Nature humaine — Serge Joncour | Prix Femina 2020
19 décembre 2020Nature humaine : ensemble des caractères considérés comme innés qui définissent l’homme. Mais que fait-on alors de l’inné et de l’acquis ? Croisons toutes ces approches et vous aurez un aperçu approximatif de Nature humaine.
Une œuvre est réussie quand ce qu’elle donne à voir et à entendre dépasse son fil narratif et les émotions immédiates qu’elle suscite. Ce roman plante ses racines bien en deçà et il élève sa ramure bien au-dessus des faits auxquels il redonne vie.
Le monde entier dans une ferme
De 1970 à 2000. Trente ans et plusieurs tours de la planète concentrés dans une ferme du Lot, le Larzac, le futur viaduc de Millau. Trois générations qui partagent et subissent tous les bouleversements politiques, économiques, commerciaux, humains. Le regard de Serge Joncour est à la fois encyclopédique et empreint d’humanité.
Les hypermarchés et leur poids sur l’économie locale, l’ETA, la bande à Baader, les Brigades Rouges, le terrorisme d’Etat, le nucléaire, l’écologie, l’éclatement de la famille, la mondialisation, le sida, les herbicides, les engrais, les marées noires et bien d’autres thèmes traversent et animent le récit.
Dualité, ambivalence, complexité du monde
Chacun des personnages porte un point de vue, est pris dans ses hésitations et contradictions qui se frottent à celles des autres pour donner sensualité, frictions ou explosions.
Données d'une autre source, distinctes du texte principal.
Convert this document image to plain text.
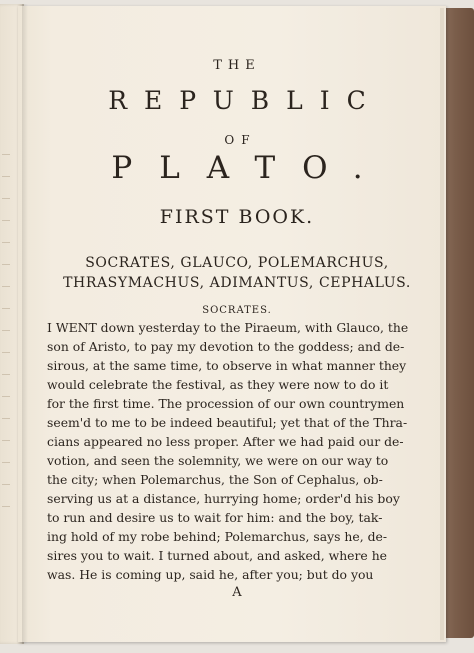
THE
REPUBLIC
OF
PLATO.
FIRST BOOK.
SOCRATES, GLAUCO, POLEMARCHUS,
THRASYMACHUS, ADIMANTUS, CEPHALUS.
SOCRATES.
I WENT down yesterday to the Piraeum, with Glauco, the
son of Aristo, to pay my devotion to the goddess; and de-
sirous, at the same time, to observe in what manner they
would celebrate the festival, as they were now to do it
for the first time. The procession of our own countrymen
seem'd to me to be indeed beautiful; yet that of the Thra-
cians appeared no less proper. After we had paid our de-
votion, and seen the solemnity, we were on our way to
the city; when Polemarchus, the Son of Cephalus, ob-
serving us at a distance, hurrying home; order'd his boy
to run and desire us to wait for him: and the boy, tak-
ing hold of my robe behind; Polemarchus, says he, de-
sires you to wait. I turned about, and asked, where he
was. He is coming up, said he, after you; but do you
A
On ne remarque habituellement que les points de bascule les plus visibles qui font évoluer nos sociétés. Celles-ci bougent cependant chaque jour, s’ajustent et nos vies en sont à chaque instant impressionnées. Le déséquilibre est permanent. Autoroute et viaduc qui provoquent résistances et luttes apportent aussi le « progrès ». Une tempête détruit et sauve à la fois. Les relations humaines évoluent au gré de l’avancée du téléphone qui permet l’éloignement et facilite un autre type de rapprochement.
« À tout discours s’oppose un discours de force égale » avait fait graver Montaigne sur une poutre de sa bibliothèque.
En 30 ans, d’un discours à l’autre, la ferme devient exploitation.
Nature humaine, nature au monde
Dans un univers de plus en plus hors sol, c’est notre présence au monde qui fait sens. Notre présence à nous-même, aux autres, à la nature, la qualité des liens que nous entretenons, que nous faisons vivre et qui nous font vivre. Il est possible d’être presque immobile dans cette fameuse ferme et de voir le monde y entrer.
Par delà (et en deçà) les frontières apparentes
La véritable force de ce livre est d’emporter toute cette masse d’informations, de détails sur une époque dans le mouvement des sentiments, des émotions. La mondialisation pénètre sous la peau des personnages, dans les cœurs pour provoquer des interactions permanentes. Même dans une immobilité apparente, tout est mouvement. Le rythme cyclique des saisons nous le rappelle. La floraison attendue de la menthe sauvage en est la manifestation.
Une écriture singulière
Il ne s’agit pas vraiment d’un style qui traduirait une recherche esthétique. Serge Joncour ne dépeint pas la nature, ses héros. Il est avec eux, pris lui aussi pleinement dans le tourbillon de l’Histoire et des histoires qu’il égaie ici ou là de pointes d’humour. Ainsi pour ce soir d’élection présidentielle en 81 pendant que les crânes de Mitterrand et Giscard se pixelisent sur les écrans TV, on se sent pris « le cul entre deux chauves. »
Ancré et cosmopolite
Dualité, ambivalence et complexité se retrouvent dans la nécessité contemporaine d’avoir des racines pour s’ouvrir réellement au monde.
Être cosmopolite, c’est être libéré de l’esprit de clocher et se projeter dans le monde… C’est pourtant l’analyse de ces spécificités qui permet d’échapper aux platitudes du bon sens, au poids du quotidien, à la manipulation des idéologies. Même les niches culturelles les plus à l’écart se sont formées dans des dialogues à travers le monde.
Anna Lowenhaupt Tsing — Friction Délires et faux-semblants de la réalité
De nature à écologie humaine
Carlo Rovelli est à la fois physicien et philosophe des sciences, théoricien et vulgarisateur. Il aime à citer le De natura rerum de Lucrèce et le clinamen, cette pluie d’atomes dont nous serions issus.
Nous sommes faits de la même poussière d’étoiles que celle dont sont faites les choses et, soit lorsque nous sommes plongés dans la douleur, soit lorsque nous rions et qu’éclate notre joie, nous ne faisons qu’être ce que nous ne pouvons qu’être : une partie de notre monde.